Violence and tools lead to extinction

As I was driving to an appointment recently, I began to see the rows upon rows of telephone poles I was passing on city streets and country roads as crucifixes: symbols of the violence our society depends on for its daily energy and legitimization.

Take, for example, one of the most stalwart platforms of capitalism: the institution of private property. Property rights in our economic system confer on an individual exclusive authority to determine how a resource will be used, exclusive right to the services of that resource, and the right to delegate, rent or sell any portion of the rights of ownership. If I “own” a truck,. I can beat it up, or conserve it. Nobody but me me can drive it, unless I give someone else permission. And I can sell it to you for a price I deem appropriate.

One of the most interesting aspects of private property ownership is that the rules of ownership are enforced, ultimately, by violence. For example, if you don’t pay your mortgage, the bank will sue you and send a nasty guy to collect. If you still don’t, or cannot, pay the debt, the courts will force you to pay, or put you in jail for contempt.

As a society, we do try to interpose reason and moral suasion as inducements for everyone to play by the rules. We talk about “justice” and “reciprocity.” We call it “doing what’s right,” and assume everyone wants to be seen to be doing that. But, in the end, it is the ultimate threat of violence that brings everyone to heel: paying for goods and services, repaying debts owed to people and institutions, reimbursing for theft or damage of property owned by another.

Perhaps our use of violence is a little more nuanced than Caesar at the Rhine or Ghengis Kahn at the Volga. Nevertheless our human social capability has not evolved much further than it was for those ancient ancestors slaying and conquering.

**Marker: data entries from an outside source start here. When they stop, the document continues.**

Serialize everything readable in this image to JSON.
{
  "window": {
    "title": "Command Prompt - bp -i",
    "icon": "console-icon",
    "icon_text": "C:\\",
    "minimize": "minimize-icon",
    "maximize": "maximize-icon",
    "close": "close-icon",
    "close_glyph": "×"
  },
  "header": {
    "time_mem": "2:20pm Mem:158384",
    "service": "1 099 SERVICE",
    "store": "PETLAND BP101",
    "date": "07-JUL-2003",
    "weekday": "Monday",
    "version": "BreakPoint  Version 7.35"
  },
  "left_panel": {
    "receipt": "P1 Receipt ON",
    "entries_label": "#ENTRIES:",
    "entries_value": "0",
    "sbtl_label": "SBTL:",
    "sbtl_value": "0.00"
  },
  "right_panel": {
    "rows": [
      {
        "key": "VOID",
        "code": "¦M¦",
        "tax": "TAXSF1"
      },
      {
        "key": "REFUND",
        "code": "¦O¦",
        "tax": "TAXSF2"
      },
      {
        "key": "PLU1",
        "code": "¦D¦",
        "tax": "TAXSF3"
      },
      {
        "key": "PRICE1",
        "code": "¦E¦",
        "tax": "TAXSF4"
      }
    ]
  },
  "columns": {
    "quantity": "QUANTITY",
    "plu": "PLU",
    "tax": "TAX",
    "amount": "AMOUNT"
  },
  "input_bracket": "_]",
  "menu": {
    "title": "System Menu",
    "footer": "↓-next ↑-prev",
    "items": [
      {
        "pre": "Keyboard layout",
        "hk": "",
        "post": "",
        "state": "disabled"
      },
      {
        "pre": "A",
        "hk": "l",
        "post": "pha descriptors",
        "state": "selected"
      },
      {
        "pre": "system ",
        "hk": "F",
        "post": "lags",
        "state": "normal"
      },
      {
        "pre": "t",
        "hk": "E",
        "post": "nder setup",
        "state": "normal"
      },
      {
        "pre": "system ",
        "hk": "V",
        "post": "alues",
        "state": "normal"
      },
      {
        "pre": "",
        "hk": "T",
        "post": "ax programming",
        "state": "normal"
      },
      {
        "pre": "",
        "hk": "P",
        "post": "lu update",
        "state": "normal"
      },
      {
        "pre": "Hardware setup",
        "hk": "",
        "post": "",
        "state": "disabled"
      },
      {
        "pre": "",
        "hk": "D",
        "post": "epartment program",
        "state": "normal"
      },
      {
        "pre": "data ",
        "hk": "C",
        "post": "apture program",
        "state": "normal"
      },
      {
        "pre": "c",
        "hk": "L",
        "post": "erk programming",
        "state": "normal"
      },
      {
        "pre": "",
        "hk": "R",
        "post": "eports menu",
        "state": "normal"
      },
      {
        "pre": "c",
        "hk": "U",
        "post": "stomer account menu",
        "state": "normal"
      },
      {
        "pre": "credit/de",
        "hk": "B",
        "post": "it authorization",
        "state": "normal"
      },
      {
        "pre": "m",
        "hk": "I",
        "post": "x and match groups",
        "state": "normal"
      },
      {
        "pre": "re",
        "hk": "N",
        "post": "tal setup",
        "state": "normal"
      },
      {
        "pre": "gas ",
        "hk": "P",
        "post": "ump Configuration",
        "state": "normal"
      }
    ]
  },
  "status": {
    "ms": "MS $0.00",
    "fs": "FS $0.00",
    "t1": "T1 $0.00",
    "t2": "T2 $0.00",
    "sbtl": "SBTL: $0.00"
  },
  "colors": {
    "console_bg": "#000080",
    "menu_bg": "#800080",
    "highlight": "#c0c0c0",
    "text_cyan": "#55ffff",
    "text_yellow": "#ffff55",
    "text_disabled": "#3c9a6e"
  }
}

By comparison, humans have made a great deal of progress in another area: our ability to make tools has advanced by leaps and bounds, thanks to the convergence of the Industrial Revolution and the “invention” of capitalism. We know quite a lot about how to exploit the Earth’s wealth of resources and take advantage of the needs of our fellow human beings as we make all manner of gadgets to sell to each other. This has made a few elites tremendously wealthy, while supporting a growing middle class that gave us a measure of social and economic stability for about a century (1870-1970).

Now, let’s compare the results of our tool making with the results of our social capability. We see our technological development has cost the Earth so dearly that we are on the verge of extinction of the human race. The middle class itself has been put on a slide to slavery. For those impoverished by the system we have no technology, no gadgets, no time, and no justice.

Our poorly developed social skills complement our technology as they lead us to use violence to enforce laws and contracts, private property and the compliance of other nations in the U.S. global economic empire. We make war and use police power almost automatically to solve the problems we face.

But here’s the rub: if we developed better social skills, we might arrest climate change and prevent our falling off the cliff of environmental disaster. If we worked harder at getting along with one another by forming consensus on difficult matters and spent less on technology and innovation, we might save ourselves from extinction.

Those telephone pole crucifixes are constant reminders that we’re great tool makerstoolmakers, but haven’t got a clue about how to deal with one another magnanimously.